Une sublime chronique ! Tu donnes vraiment envie *-*
très, très beau roman et très beaux mots pour en parler !
Il est EXTRAORDINAIRE ♥
Joli :3
Merci !
Je vais aller lire la tienne !
MERCII ! :D :3
J'aime beaucoup les romans d'Anne-Laure Bondoux et je pense que celui-là ne fera pas exception !
Merci pour cette belle chronique.
Très belle chronique! Néanmoins, pour moi, ça n'a pas fonctionné... Je n'ai pas adhéré à l'univers, ni aux personnages, ni au message qu'ils essayaient de transmettre.
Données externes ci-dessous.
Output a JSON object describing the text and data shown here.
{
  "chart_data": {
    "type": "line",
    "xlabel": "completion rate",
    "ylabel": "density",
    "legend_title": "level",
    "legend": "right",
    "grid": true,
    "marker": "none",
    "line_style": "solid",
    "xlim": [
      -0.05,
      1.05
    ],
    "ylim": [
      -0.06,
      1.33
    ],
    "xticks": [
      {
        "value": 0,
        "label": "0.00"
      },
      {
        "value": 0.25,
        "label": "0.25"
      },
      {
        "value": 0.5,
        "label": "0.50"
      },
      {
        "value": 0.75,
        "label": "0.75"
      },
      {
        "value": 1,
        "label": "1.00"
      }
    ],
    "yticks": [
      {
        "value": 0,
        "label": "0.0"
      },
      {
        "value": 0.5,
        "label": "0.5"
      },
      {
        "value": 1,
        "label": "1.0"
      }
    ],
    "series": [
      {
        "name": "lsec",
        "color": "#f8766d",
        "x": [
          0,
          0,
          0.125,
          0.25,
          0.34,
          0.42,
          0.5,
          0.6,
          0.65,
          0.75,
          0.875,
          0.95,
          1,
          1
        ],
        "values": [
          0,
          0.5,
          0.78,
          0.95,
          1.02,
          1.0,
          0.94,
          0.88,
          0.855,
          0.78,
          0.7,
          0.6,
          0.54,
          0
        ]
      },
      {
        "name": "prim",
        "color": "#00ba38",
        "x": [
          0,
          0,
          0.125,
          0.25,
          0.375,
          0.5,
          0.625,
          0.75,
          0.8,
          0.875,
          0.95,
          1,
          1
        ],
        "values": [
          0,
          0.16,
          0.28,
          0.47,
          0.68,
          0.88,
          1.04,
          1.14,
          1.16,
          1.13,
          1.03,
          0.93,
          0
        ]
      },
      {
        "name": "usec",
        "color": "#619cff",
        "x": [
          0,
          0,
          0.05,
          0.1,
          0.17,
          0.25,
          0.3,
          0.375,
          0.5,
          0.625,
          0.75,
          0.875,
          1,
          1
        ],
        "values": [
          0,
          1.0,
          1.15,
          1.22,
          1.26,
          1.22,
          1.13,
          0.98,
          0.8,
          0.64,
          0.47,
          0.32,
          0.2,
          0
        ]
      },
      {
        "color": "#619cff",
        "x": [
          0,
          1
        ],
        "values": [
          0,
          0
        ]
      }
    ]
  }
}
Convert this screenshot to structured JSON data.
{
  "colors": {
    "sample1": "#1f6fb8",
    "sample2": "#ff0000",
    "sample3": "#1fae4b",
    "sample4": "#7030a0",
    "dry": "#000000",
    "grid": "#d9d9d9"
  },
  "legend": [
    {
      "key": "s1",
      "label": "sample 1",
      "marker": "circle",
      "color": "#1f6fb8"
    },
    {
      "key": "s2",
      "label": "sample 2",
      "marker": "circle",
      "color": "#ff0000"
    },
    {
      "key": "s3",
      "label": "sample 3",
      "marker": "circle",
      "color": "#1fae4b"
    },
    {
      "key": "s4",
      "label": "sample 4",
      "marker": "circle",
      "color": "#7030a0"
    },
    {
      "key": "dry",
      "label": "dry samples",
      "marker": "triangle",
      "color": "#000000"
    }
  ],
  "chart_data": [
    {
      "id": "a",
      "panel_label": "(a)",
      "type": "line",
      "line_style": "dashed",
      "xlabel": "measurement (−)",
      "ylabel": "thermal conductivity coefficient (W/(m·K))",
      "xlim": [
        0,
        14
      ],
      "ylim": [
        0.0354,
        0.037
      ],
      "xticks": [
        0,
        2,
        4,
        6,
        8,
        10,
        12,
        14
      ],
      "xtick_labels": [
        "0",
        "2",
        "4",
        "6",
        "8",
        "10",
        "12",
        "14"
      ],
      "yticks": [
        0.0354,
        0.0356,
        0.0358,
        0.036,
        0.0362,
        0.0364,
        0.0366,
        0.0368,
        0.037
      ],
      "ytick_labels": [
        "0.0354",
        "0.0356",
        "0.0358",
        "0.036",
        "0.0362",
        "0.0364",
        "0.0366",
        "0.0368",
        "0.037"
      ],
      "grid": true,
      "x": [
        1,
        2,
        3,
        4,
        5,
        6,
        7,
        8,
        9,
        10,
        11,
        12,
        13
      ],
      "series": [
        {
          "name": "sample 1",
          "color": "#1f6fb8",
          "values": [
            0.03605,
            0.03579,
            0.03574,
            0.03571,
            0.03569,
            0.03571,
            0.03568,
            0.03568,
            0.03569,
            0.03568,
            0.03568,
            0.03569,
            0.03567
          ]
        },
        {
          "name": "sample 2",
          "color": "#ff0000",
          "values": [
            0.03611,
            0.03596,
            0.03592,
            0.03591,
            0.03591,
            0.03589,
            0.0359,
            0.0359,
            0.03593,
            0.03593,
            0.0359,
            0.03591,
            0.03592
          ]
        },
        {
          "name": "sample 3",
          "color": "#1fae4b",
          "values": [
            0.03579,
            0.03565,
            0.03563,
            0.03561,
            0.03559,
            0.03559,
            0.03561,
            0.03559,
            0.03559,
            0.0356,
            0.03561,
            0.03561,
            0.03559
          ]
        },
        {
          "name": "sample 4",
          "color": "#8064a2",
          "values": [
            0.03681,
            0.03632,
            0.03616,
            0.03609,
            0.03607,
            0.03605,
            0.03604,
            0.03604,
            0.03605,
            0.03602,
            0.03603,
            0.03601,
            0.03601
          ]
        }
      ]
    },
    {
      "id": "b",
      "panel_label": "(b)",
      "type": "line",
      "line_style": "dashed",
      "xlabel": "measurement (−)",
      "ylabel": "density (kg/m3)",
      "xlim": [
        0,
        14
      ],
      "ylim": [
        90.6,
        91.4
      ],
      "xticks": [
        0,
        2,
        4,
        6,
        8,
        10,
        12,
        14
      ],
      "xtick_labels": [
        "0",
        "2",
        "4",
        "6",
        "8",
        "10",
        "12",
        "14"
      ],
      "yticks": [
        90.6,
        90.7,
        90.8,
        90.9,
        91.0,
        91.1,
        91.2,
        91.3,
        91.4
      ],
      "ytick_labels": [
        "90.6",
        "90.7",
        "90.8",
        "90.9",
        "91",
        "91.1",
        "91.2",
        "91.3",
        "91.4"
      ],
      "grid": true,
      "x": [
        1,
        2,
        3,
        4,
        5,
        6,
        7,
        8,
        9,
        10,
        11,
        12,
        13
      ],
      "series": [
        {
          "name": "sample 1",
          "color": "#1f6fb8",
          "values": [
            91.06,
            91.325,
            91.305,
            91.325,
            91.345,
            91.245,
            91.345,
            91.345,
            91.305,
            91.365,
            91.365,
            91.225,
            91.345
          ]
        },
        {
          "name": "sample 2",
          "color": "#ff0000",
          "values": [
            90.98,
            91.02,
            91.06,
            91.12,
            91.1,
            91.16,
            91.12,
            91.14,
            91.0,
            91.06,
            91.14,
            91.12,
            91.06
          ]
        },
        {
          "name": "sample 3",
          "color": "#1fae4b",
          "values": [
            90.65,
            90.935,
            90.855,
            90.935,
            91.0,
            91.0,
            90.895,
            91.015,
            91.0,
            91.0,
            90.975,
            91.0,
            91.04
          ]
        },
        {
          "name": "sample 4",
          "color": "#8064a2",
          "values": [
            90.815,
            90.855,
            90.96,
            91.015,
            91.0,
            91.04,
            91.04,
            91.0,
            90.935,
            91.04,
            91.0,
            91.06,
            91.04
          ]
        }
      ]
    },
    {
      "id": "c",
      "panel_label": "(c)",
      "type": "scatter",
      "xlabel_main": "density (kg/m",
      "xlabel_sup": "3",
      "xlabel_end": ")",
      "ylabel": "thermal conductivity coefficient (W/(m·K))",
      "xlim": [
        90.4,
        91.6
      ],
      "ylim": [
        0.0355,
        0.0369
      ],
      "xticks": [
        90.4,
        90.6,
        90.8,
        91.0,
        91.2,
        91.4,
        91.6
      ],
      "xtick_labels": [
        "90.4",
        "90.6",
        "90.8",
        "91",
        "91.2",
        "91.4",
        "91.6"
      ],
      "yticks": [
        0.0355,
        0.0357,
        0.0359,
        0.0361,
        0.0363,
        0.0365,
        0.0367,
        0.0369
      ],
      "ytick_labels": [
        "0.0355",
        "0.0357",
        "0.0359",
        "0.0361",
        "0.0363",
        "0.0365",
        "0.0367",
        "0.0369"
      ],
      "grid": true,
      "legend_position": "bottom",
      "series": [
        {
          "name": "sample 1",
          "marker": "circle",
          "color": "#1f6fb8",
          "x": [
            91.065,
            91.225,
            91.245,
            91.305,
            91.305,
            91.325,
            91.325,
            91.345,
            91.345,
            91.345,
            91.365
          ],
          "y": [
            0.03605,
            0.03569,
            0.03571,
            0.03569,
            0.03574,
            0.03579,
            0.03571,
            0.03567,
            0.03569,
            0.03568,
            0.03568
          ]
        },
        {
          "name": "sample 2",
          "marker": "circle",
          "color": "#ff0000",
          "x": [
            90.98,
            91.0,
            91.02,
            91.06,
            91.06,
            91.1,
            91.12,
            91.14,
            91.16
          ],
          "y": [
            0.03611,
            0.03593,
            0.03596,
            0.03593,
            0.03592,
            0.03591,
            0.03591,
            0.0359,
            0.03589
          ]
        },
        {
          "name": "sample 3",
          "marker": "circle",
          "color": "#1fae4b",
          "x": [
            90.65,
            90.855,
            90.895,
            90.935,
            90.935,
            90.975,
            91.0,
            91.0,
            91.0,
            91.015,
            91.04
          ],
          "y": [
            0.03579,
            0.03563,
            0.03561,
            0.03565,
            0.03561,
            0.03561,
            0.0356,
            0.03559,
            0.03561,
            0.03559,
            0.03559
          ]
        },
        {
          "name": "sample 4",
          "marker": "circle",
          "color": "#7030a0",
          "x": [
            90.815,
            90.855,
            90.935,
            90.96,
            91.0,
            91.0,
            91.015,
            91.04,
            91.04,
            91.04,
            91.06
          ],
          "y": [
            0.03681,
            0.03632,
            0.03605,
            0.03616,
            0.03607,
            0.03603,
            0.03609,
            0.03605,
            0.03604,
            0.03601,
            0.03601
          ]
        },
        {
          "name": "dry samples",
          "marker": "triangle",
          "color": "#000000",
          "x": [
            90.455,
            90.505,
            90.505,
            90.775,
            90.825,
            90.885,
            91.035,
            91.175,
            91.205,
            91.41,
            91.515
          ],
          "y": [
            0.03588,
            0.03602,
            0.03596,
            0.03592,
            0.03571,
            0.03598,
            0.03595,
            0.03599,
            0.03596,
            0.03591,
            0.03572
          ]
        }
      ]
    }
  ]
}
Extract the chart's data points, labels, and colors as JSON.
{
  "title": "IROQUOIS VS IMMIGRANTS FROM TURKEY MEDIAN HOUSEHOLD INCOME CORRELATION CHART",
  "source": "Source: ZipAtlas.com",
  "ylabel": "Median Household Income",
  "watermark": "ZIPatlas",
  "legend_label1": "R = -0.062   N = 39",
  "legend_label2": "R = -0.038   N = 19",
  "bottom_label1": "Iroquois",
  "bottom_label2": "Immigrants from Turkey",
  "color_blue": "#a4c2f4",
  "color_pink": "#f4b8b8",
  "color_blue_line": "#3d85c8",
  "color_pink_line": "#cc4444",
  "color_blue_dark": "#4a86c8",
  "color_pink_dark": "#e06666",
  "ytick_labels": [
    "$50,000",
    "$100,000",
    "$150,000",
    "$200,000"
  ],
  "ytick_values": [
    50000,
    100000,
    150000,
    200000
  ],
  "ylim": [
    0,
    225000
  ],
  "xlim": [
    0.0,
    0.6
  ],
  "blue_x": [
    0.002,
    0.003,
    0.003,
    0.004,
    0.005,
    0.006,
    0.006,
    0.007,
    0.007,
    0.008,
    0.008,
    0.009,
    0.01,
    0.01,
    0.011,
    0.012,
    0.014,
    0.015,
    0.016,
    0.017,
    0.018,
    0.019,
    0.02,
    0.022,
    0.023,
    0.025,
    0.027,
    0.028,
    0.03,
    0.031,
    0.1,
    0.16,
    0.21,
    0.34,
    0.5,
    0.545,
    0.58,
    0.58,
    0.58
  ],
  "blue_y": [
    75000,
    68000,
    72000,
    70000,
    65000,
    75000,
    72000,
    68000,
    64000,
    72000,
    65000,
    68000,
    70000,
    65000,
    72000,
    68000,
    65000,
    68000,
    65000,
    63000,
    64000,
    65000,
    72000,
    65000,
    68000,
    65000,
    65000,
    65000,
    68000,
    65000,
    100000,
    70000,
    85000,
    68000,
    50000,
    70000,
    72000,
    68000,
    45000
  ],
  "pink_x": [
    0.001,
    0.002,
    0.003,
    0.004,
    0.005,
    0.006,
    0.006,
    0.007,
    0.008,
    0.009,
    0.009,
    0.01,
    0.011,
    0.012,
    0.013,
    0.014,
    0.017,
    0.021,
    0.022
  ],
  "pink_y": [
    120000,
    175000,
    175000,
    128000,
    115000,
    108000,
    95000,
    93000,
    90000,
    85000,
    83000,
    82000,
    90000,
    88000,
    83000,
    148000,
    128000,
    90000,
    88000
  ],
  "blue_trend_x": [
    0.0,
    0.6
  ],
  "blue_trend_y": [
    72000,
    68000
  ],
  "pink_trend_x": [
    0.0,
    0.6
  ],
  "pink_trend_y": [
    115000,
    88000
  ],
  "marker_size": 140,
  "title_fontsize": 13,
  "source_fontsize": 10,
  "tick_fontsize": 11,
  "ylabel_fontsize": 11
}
Dommage!
Je n'aurais pas mieux dit... comment tu fais ? J'espère que tu aimeras la mienne, même si à côté de la tienne, elle en jette pas autant ! Tu as su dire en peu de mots tout ce qui fait de ce livre quelque de fort et d'unique, et tout cerner d'une manière incroyablement parfaite... woh.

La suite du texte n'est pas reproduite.